Le rapprochement depuis 2017 avec la Russie, autre poids lourd régional, permet à la Turquie de renforcer ses partenariats stratégiques. Début janvier, les deux pays ont annoncés l’ouverture du gazoduc Turkstream. Il est prévu pour une capacité de 31,5 milliards de m2 par an. La gazoduc permet à la Russie d’exporter son gaz sur les marchés européens sans passer par l’Ukraine, avec laquelle le pays est en conflit depuis 2014. Les liens avec la Russie sont essentiels pour la Turquie puisque ceux-ci lui offrent un nouveau levier d’action vis à vis de l’Union européenne et de ses marchés. Le partenariat met cependant en exergue le fait que les ambitions de la Turquie butent sur la puissance du mastodonte russe Gazprom, entreprise dominante qui possède le plus grand réseau de gazoduc au monde. Le géant gazier se positionne comme un partenaire incontournable dans la course au gaz régionale.

Le rôle géopolitique de la Turquie vis-à-vis du gaz en Méditerranée orientale se heurte à de nombreuses limites, notamment des difficultés politiques internes avec des crises à répétition et de mauvais calculs interventionnistes dans la région comme l’enlisement dans le conflit syrien. Il se heurte aussi à des limites matérielles du fait de l’insuffisance des infrastructures et de la politique protectionniste turque vis-à-vis des marchés énergétiques qui limite de facto les investissements privés. Sous le gouvernement de l’AKP, le gaz est un véritable enjeu sociétal puisqu’il participe de sa politique sociale. La variable énergétique est donc une clef de voûte de la politique redistributive, véritable axe de maintien au pouvoir de l’AKP. Le monopole de Botas illustre ce fait majeur : il s’agit de la première compagnie nationale turque de transport d’hydrocarbures, créé en 1974, et qui est toujours en situation monopolistique malgré les annonces gouvernementales de promesses d’ouverture à la concurrence. La Turquie cherche à s’affirmer comme Hub énergétique régional : la stratégie géopolitique turque permet de satisfaire la demande intérieure et la diversification de ses sources d’approvisionnement, tout en se positionnant comme territoire stratégique à la confluence des différents fournisseurs et consommateurs. Cependant, s’ériger en zone de transit principale implique de risquer de s’aliéner certains acteurs, particulièrement dans une région polarisée où les équilibres géopolitiques et économiques sont précaires.

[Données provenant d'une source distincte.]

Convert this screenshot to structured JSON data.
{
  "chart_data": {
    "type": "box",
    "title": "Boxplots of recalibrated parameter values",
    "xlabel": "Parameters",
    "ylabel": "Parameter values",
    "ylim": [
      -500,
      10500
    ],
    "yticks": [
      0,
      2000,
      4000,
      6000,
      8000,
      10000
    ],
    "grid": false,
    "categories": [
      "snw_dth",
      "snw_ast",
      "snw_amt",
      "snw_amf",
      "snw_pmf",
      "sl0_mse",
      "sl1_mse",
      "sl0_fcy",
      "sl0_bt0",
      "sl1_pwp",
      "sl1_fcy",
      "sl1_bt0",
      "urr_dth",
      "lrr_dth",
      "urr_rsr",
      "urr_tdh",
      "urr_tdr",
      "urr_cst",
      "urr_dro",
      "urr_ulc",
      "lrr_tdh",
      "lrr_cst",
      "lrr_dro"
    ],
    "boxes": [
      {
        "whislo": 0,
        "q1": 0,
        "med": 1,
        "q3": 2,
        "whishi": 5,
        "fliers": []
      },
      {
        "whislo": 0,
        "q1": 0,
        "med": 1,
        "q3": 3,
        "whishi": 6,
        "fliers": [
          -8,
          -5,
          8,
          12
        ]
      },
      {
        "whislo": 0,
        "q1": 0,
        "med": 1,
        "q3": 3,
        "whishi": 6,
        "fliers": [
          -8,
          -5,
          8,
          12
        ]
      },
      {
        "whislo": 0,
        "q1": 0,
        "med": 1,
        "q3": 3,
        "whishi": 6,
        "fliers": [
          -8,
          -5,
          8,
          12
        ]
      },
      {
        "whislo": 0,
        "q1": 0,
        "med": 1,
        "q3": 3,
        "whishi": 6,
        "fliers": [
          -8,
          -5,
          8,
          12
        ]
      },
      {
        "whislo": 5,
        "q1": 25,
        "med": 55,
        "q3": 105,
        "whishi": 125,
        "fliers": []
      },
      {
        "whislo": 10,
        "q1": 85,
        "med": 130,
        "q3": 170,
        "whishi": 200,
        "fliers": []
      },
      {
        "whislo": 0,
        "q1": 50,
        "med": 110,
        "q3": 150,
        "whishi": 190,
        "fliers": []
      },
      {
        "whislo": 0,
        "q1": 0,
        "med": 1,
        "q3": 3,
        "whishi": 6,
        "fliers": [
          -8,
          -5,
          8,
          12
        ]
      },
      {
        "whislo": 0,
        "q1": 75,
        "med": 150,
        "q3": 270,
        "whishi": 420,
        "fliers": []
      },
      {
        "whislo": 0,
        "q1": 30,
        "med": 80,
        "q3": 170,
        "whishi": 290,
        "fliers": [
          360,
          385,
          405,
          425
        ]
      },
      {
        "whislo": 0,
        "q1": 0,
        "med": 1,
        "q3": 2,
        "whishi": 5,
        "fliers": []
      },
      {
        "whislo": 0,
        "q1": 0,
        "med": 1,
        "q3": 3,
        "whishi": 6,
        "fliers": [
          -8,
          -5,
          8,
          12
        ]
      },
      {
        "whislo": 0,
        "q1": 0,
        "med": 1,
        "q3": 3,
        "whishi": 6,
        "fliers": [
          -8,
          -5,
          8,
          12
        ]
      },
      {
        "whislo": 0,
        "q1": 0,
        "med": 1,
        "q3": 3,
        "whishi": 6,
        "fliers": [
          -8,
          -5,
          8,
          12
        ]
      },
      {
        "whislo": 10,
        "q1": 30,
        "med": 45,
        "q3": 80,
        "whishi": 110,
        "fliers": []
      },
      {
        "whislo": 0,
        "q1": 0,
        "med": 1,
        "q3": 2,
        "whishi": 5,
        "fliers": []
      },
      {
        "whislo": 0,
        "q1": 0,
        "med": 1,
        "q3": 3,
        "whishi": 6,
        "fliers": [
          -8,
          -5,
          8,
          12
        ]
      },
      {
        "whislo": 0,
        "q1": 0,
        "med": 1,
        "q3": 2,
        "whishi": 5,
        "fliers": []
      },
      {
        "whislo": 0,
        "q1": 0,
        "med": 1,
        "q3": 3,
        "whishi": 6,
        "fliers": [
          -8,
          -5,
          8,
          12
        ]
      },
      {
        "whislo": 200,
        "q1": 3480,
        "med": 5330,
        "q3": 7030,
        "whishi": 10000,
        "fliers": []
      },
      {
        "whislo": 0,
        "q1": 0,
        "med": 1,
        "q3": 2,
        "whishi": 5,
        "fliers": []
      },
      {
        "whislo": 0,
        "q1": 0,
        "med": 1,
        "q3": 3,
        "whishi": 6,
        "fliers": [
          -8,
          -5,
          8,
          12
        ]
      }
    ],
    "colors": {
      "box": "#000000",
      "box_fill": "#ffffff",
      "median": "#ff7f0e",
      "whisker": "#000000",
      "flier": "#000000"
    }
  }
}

Le gaz en Méditerranée orientale représente un triple rôle pour la Turquie ; se positionner comme territoire clef géographiquement, être précurseur d’une géopolitique d’alliances régionales, et assurer sa sécurité énergétique par le développement d’infrastructures. Le rôle ambitieux de la Turquie vis-à-vis du gaz en Méditerranée orientale se heurte au fait que le pays se retrouve régulièrement isolé en raison sa stratégie géopolitique qui a affaibli son leadership régional, malgré sa position incontestable d’État pivot. L’offensive militaire en Libye est un pari risqué pour la Turquie. S’il s’avère gagnant, l’accord turco-libyen signé en novembre 2019 en serait renforcé et permettrait au pays de s’assurer la main sur les ressources offshores libyennes.